A powerful science system is primarily decisive for the strength of the german economy, for secure jobs and for the future viability of society, according to a joint letter from three former science ministers of the union and the SPD, ten german nobel prize winners and several former presidents of research organizations.
A grand coalition offers a "unique opportunity" to secure a future-oriented science policy with a broad majority and to manage the necessary coordination processes between the federal government and the states, according to the appeal to the CDU, CSU and SPD negotiators. The letter is available to the dpa news agency. In addition to adequate long-term funding for universities and research, a coordinated overall federal-state concept is needed.
The federal and state governments should guarantee sustainable funding for science in their budgets for at least another ten years. The successes of the billion-dollar excellence initiative had to be secured and further developed. Individual university locations should be able to maintain and expand their outstanding international profile through cooperation with other university research institutions.
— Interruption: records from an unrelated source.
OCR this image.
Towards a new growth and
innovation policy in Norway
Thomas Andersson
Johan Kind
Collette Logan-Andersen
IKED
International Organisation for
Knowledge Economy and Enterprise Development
There is also a demand for the federal government to declare its willingness to support "the financing of universities and university research institutions in their entire breadth" after the expiry of the higher education pact in 2020, at least in the same rough order as before.
The union’s current proposal for a change in the constitution to abolish the ban on cooperation only provides for permanent cooperation between the federal government and the states "in cases of supra-regional importance".
The letter was signed by former science ministers peter frankenberg (CDU/baden-wurttemberg), hans zehetmair (CSU/bavaria) and jurgen zollner (berlin SPD/berlin) and supported by ten german nobel prize winners in the fields of chemistry, physics and medicine, as well as prominent former presidents of german science organizations, among others.
On monday, the CDU/CSU rejected calls from the SPD for a new federal program to expand all-day schools. This is to be discussed this wednesday in the grand coalition negotiation round. The SPD also feels that the union’s ideas for relaxing the ban on federal-state cooperation in education do not go far enough.